The US income tax is nominally defined in IRC section 1 as a series of mathematical computations -- so many % of certain amounts of income -- and this is how it is described in most IRS publications and practically all comments and analysis by others. In particular it is used by the IRS resources used within a tax year to estimate or predict tax -- Form 1040-ES and instructions and Publications 505 and 15-T (formerly 15 and 51), plus Form 1040-C and instructions which is a 'rough draft' tax return required for some departing aliens.

Using (few) needed bits from form 1040 that don't vary from year to year and the computation specified by 2024 pub 505 worksheet 2-5 but putting the amounts at the left instead of the right (so it's MUCH easier to line them up):

54600 wages (40000 + standard deduction 14600 for nondependent single nonelderly/disabled)
14300 dividends (7150 qualified, 7150 unqualified)
68900 gross income and AGI (no QBI, no schedule 1 part 2 e.g. IRA, HSA, student loan interest ...)
14600 standard deduction 
54300 taxable income (line 1)
 7150 preferred-rate income (lines 2,4,9)
47150 non-preferred-rate income (line 10)
47025 preferred-0% end (line 11) (note not same as ordinary-12% end) 
47025 preferred-0% skipped by ordinary (line 12)
    0 preferred income in 0% bracket (line 15)
47150 lines 13a,13c,14 
 7150 lower of preferred or total (line 16) less line 15 (line 18)
 7150 preferred-15% limit (line 20 discarding line 19 less line 14 and 15 giving line 22)
 7150 preferred-15% amount (line 23)

The only applicable preferred-rate tax is 15% of line 23 = 1072.50 (line 24) The ordinary-rate tax for 47150 on line 14 is NOMINALLY 10% of the first 11600 then 12% of the rest = 5426.00 (line 37) Total is 6498.50 (line 38) (although most people use the dollar-rounding option making this 6499) (If the ordinary-rate schedule applied to line 1 combined income were less it would be substituted, but it isn't.)

If no dividends (either kind) were present, ordinary-rate tax on 54600 wages minus 14600 standard deduction = 40000 taxable income would be 4568.

So the delta tax for the dividends (before rounding) is 1930.50 or 858+1072.50

ADDED: but when you go to actually file a return on 1040 (now including 1040-SR, formerly including 1040-A and 1040-EZ, or the 'effectively connected' part of 1040-NR) as Gomer Pyle used to say "surprise! surprise! surprise!" you don't actually use the computations from section 1. IRC section 3 states that for taxable income up to a limit "In lieu of the tax imposed by section 1" you pay "a tax determined under tables ... prescribed by the Secretary ... on the basis of the rates prescribed by section 1" (emphasis added).

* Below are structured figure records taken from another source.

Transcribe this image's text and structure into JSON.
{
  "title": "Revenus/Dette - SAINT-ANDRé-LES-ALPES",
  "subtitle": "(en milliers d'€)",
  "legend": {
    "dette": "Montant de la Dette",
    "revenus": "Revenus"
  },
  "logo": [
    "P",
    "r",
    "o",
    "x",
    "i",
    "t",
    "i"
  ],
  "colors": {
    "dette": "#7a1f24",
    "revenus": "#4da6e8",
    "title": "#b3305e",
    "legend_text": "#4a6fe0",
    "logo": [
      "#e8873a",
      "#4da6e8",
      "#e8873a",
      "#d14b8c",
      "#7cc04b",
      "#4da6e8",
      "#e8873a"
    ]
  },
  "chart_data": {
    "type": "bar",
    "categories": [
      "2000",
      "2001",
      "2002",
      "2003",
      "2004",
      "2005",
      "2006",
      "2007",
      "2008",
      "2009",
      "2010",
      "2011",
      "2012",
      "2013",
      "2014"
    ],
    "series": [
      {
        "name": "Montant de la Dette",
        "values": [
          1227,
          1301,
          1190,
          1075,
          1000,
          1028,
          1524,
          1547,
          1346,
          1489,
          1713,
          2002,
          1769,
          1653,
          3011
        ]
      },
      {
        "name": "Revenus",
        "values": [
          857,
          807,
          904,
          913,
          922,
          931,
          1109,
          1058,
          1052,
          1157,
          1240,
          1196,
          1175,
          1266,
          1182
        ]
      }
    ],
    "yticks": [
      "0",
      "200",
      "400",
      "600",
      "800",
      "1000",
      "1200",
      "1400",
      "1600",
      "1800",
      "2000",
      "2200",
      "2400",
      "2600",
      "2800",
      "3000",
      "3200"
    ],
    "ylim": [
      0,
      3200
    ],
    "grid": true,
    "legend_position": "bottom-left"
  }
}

Concretely, for taxable income subject to ordinary rates i.e. 1(a)-(e)+(f) then 1(i) now 1(j)(2)+(3) up to $100k the tables published in the 1040 instructions: (1) divide the income into intervals of mostly $50, (2) compute the tax according to section 1 on the midpoint of each interval, (3) round that computed tax to a whole dollar (whether or not you round other amounts under IRC 6102), and (4) use that result as tax for any income in the interval. As a result your actual tax may be a few dollars less or more than the amount stated by section 1. But such tables are NOT used for preferred-rate income up to $100k even though that is part of "the tax imposed by section 1" on such income; preferred-rate tax uses the section 1 computations always.

I'm sure this method (precomputed tables) was adopted long ago, when nearly all tax returns were prepared by hand and many by people with limited education who were likely to make errors in complicated computations. Nowadays practically all returns are prepared on computers (even if still paper-filed for various reasons) and this is a relic. But since the tables are only in the 1040 instructions published when filing season begins -- usually Jan. of following year -- they cannot be used by the in-year products.

For the specific case you asked and I showed above -- assuming they don't suddenly change this year the practice they've used for the tables for my adult lifetime -- the tax computation with dividends changes to 5423+1072.50 and without to 4565, so the delta remains 858+1072.50=1930.50 even though either actual tax is slightly different.

Also compare (my) In what order are Short Term Capital Losses applied when dealing with Municipal Bond Interest, Qualified Dividends, and Ordinary Income? which almost addresses this.